To understand how Plato came to the conclusions which have exercised such a profound impact on Western thinking, it is necessary to understand his own influences. Born in or around Athens at a time when the city-state was flourishing as one of the most dominant and culturally enlightened places on earth, he was strongly affected by the arguments of another great philosopher, Socrates, who also lived there. Socrates’ approach was to constantly strive for clearer definitions of words and people’s perceptions of those words in order to get nearer to ‘the truth’ that lay behind their often irritational and ill-thought-out use of them. This introduced to Plato the notion of ‘reality’ being distorted by human perceptions, which would become important in his approach to science and, in particular, metaphysics.

. Socrates’ Influence

Socrates’ was executed in 399 BC for allegedly ‘corrupting’ the youth of Athens with his ‘rebellious’ ideas. Reacting to this, Plato fled the city-state and began a tour of many countries which would last more than a decade. On his travels, he encountered a group of people who would become another major influence, the Pythagoreans. Begun by their founder Pythagoras, the school of disciples in Croton continued to promote their ‘all is number’ approach to everything.

. The Theory of Forms

The combination of these two major forces on Plato – plus, of course, his own work – brought him to his Theory of Forms, his main legacy to scientific thought. This consisted of an argument that nature, as seen through human eyes, was merely a flawed version of true ‘reality’ or ‘forms’; in an instructive metaphor, he compares humanity with cave dwellers, who live facing the back wall of the cave. What they perceive as reality, is merely the shadows thrown out by the sun. There is, therefore, little to be learnt from direct observation of them. For Plato, there had always existed an eternal, underlying mathematical form and order to the universe, and what humans saw were merely glimpses of it, usually corrupted by their own irrational perceptions and prejudices about the way things ‘are’.

Consequently, for Plato, like the Pythagoreans, the only valid approach to science was a rational, mathematical one which sought to establish universal truths irrespective of the human condition. This validation of the numerical method strongly impacted on science; disciples following in its tradition ‘made’ discoveries by mathematical prediction. For example, arithmetic calculations would suggest that future discoveries would have particular properties, in the case of unknown elements in Dmitry Mendeleev’s first periodic table for instance, and subsequent investigative work by scientists would prove the mathematics to be true. It is an approach still used by scientists today.

. The Academy

Plato also helped to influence scientific thought in a much more physical sense by founding an Academy on his return to Athens in 387 BC. Some commentators claim this institute to be the first European university, and certainly its founding principles as a school for the systematic search for scientific and philosophical knowledge were consistent with such an establishment.

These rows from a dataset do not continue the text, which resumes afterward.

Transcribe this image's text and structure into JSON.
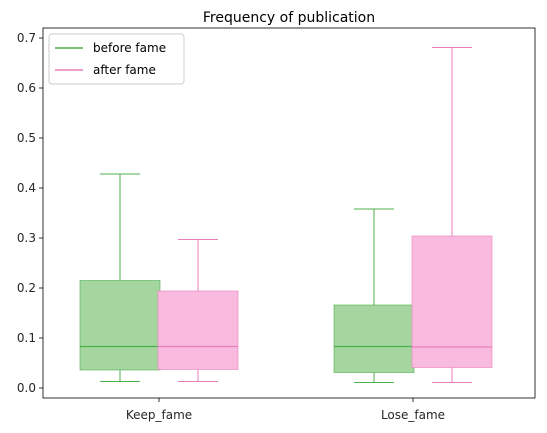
{
  "chart_data": {
    "type": "box",
    "title": "Frequency of publication",
    "xlabel": "",
    "ylabel": "",
    "ylim": [
      -0.02,
      0.72
    ],
    "yticks": [
      0.0,
      0.1,
      0.2,
      0.3,
      0.4,
      0.5,
      0.6,
      0.7
    ],
    "ytick_labels": [
      "0.0",
      "0.1",
      "0.2",
      "0.3",
      "0.4",
      "0.5",
      "0.6",
      "0.7"
    ],
    "categories": [
      "Keep_fame",
      "Lose_fame"
    ],
    "legend_position": "top-left",
    "grid": false,
    "series": [
      {
        "name": "before fame",
        "line_color": "#4daf4a",
        "fill_color": "#a6d6a0",
        "boxes": [
          {
            "whisker_low": 0.013,
            "q1": 0.036,
            "median": 0.083,
            "q3": 0.215,
            "whisker_high": 0.428
          },
          {
            "whisker_low": 0.011,
            "q1": 0.031,
            "median": 0.083,
            "q3": 0.166,
            "whisker_high": 0.358
          }
        ]
      },
      {
        "name": "after fame",
        "line_color": "#e77fb8",
        "fill_color": "#f8bbdf",
        "boxes": [
          {
            "whisker_low": 0.013,
            "q1": 0.037,
            "median": 0.083,
            "q3": 0.194,
            "whisker_high": 0.297
          },
          {
            "whisker_low": 0.011,
            "q1": 0.041,
            "median": 0.082,
            "q3": 0.304,
            "whisker_high": 0.681
          }
        ]
      }
    ]
  }
}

Plato’s influence was pervasive; it is said there was inscription over the entrance to the institute which read, ‘Let no one enter here who is ignorant of geometry.’ Over the subsequent centuries, the Athenian Academy became recognised as the leading authority in mathematics, astronomy, science and philosophy, amongst other subjects. It survived for nearly a thousand years until the Roman emperor Justinian shut it down in 529 AD, around the time the Dark Ages began.

. The Legacy of Plato

Plato is best remembered today as one of the greatest philosophers of the Western tradition. He might not, therefore, be an obvious candidate for inclusion in any compendium of famous or influential scientists. But in exactly the same way that the influence of Plato’s work stretched into many other academic areas such as education, literature, political thought, epistemology and aesthetics, so it is the case with his science.

Although Plato’s scientific and philosophical knowledge has undergone significant revival and reinterpretation over the course of history, his logical approach to science remains influential, standing testament to his far-reaching ideas.